The seasonal cycle is a source of natural climate variability that nearly everyone is familiar with from their own interaction with the outdoors. There are of course many other sources of natural climate variability, many of which are substantially less predictable than the seasonal cycle. The climate system can vary interannually (year-to-year) due to volcanic eruptions (which cool the Earth by blocking sunlight) or periodic phenomena such as the El Nino-Southern Oscillation (ENSO). The climate can also vary on decadal timescales due to periodicity in the intensity of the Sun’s radiation, and over centuries or millennia due to variations in the Earth’s orbit and axis of rotation.
Variations such as those due to ENSO are due to dynamics internal to the climate system and are not caused by external factors such as solar forcing.
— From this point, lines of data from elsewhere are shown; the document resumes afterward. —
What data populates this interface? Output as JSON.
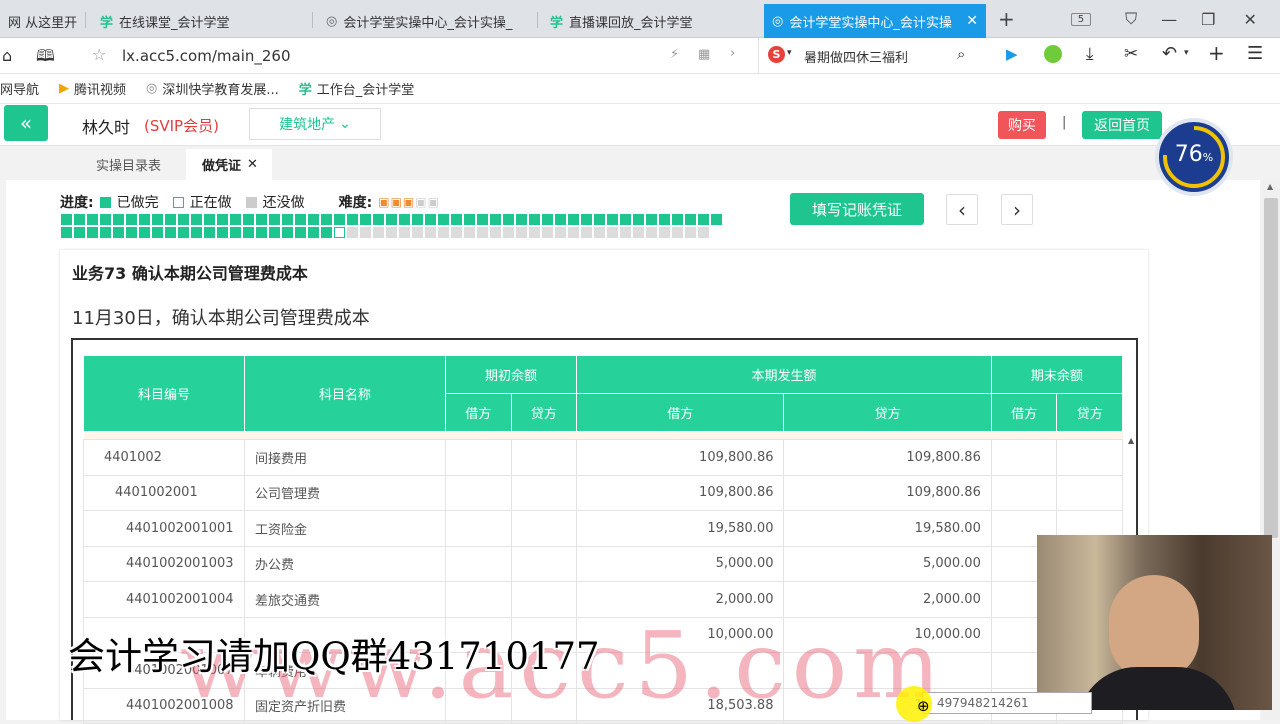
{
  "browser": {
    "tabs": [
      {
        "label": "网 从这里开",
        "icon": ""
      },
      {
        "label": "在线课堂_会计学堂",
        "icon": "学"
      },
      {
        "label": "会计学堂实操中心_会计实操_",
        "icon": "◎"
      },
      {
        "label": "直播课回放_会计学堂",
        "icon": "学"
      },
      {
        "label": "会计学堂实操中心_会计实操",
        "icon": "◎"
      }
    ],
    "tab_count": "5",
    "url": "lx.acc5.com/main_260",
    "search_hint": "暑期做四休三福利",
    "bookmarks": [
      "网导航",
      "腾讯视频",
      "深圳快学教育发展...",
      "工作台_会计学堂"
    ]
  },
  "header": {
    "user_name": "林久时",
    "member_badge": "(SVIP会员)",
    "industry": "建筑地产",
    "buy_label": "购买",
    "divider": "|",
    "home_label": "返回首页",
    "score": "76",
    "score_unit": "%"
  },
  "subtabs": {
    "catalog": "实操目录表",
    "voucher": "做凭证"
  },
  "progress": {
    "label": "进度:",
    "done": "已做完",
    "doing": "正在做",
    "todo": "还没做",
    "difficulty_label": "难度:",
    "difficulty_stars": 3,
    "difficulty_max": 5,
    "done_count": 73,
    "total_count": 101
  },
  "actions": {
    "fill_voucher": "填写记账凭证",
    "prev": "‹",
    "next": "›"
  },
  "task": {
    "title": "业务73 确认本期公司管理费成本",
    "desc": "11月30日，确认本期公司管理费成本"
  },
  "table": {
    "headers": {
      "code": "科目编号",
      "name": "科目名称",
      "opening": "期初余额",
      "current": "本期发生额",
      "closing": "期末余额",
      "debit": "借方",
      "credit": "贷方"
    },
    "rows": [
      {
        "code": "4401002",
        "name": "间接费用",
        "indent": 0,
        "d": "109,800.86",
        "c": "109,800.86"
      },
      {
        "code": "4401002001",
        "name": "公司管理费",
        "indent": 1,
        "d": "109,800.86",
        "c": "109,800.86"
      },
      {
        "code": "4401002001001",
        "name": "工资险金",
        "indent": 2,
        "d": "19,580.00",
        "c": "19,580.00"
      },
      {
        "code": "4401002001003",
        "name": "办公费",
        "indent": 2,
        "d": "5,000.00",
        "c": "5,000.00"
      },
      {
        "code": "4401002001004",
        "name": "差旅交通费",
        "indent": 2,
        "d": "2,000.00",
        "c": "2,000.00"
      },
      {
        "code": "",
        "name": "",
        "indent": 2,
        "d": "10,000.00",
        "c": "10,000.00"
      },
      {
        "code": "4401002001007",
        "name": "车辆费用",
        "indent": 2,
        "d": "",
        "c": ""
      },
      {
        "code": "4401002001008",
        "name": "固定资产折旧费",
        "indent": 2,
        "d": "18,503.88",
        "c": "18,503.88"
      }
    ]
  },
  "overlay": {
    "watermark_text": "会计学习请加QQ群431710177",
    "watermark_logo": "www.acc5.com",
    "qq_number": "497948214261"
  },
  "colors": {
    "accent": "#27d19a",
    "tab_active": "#1a9be8",
    "buy": "#f0555a",
    "badge": "#e33c3c"
  }
}
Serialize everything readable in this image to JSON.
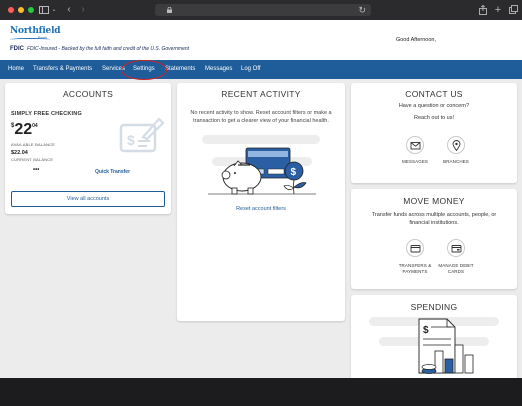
{
  "header": {
    "brand_name": "Northfield",
    "brand_sub": "Bank",
    "fdic_label": "FDIC",
    "fdic_text": "FDIC-Insured - Backed by the full faith and credit of the U.S. Government",
    "greeting": "Good Afternoon,"
  },
  "nav": {
    "items": [
      "Home",
      "Transfers & Payments",
      "Services",
      "Settings",
      "Statements",
      "Messages",
      "Log Off"
    ]
  },
  "accounts": {
    "title": "ACCOUNTS",
    "account_name": "SIMPLY FREE CHECKING",
    "currency": "$",
    "available_dollars": "22",
    "available_cents": "04",
    "available_label": "AVAILABLE BALANCE",
    "current_balance": "$22.04",
    "current_label": "CURRENT BALANCE",
    "more_label": "•••",
    "quick_transfer": "Quick Transfer",
    "view_all": "View all accounts"
  },
  "recent": {
    "title": "RECENT ACTIVITY",
    "empty_text": "No recent activity to show. Reset account filters or make a transaction to get a clearer view of your financial health.",
    "reset_link": "Reset account filters"
  },
  "contact": {
    "title": "CONTACT US",
    "question": "Have a question or concern?",
    "reach": "Reach out to us!",
    "messages_label": "MESSAGES",
    "branches_label": "BRANCHES"
  },
  "move_money": {
    "title": "MOVE MONEY",
    "description": "Transfer funds across multiple accounts, people, or financial institutions.",
    "transfers_label_1": "TRANSFERS &",
    "transfers_label_2": "PAYMENTS",
    "debit_label_1": "MANAGE DEBIT",
    "debit_label_2": "CARDS"
  },
  "spending": {
    "title": "SPENDING"
  },
  "colors": {
    "nav_bg": "#1f5c9a",
    "brand_blue": "#1d6fb8",
    "highlight_red": "#d32222"
  }
}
Thus, it is referred to as internal variability, which is a subset of natural climate variability (since solar cycles are still natural). Like weather, internal variability is chaotic and less predictable than the effects of external forcing like solar cycles or greenhouse gases. For the same external forcing, there can be many possible realizations of internal variability, and it’s important to remember that we’re only living through one of them. Sometimes what may appear to be a real trend in observations can simply be a result of random fluctuations due to internal variability. In models, we can make good attempts to study changes to the climate in the context of internal variability, but further discussion is left for Section 2.3.
This list of sources of natural climate variability is not even close to exhaustive, but it illustrates that climate is a moving target, even in the absence of any human influence. When studying anthropogenic climate change, we need to be able to separate the effects of human influence (like increased greenhouse gas concentrations) from the effects of natural variations in the climate, and check whether changes we think we see in the data truly rise above historical natural variability.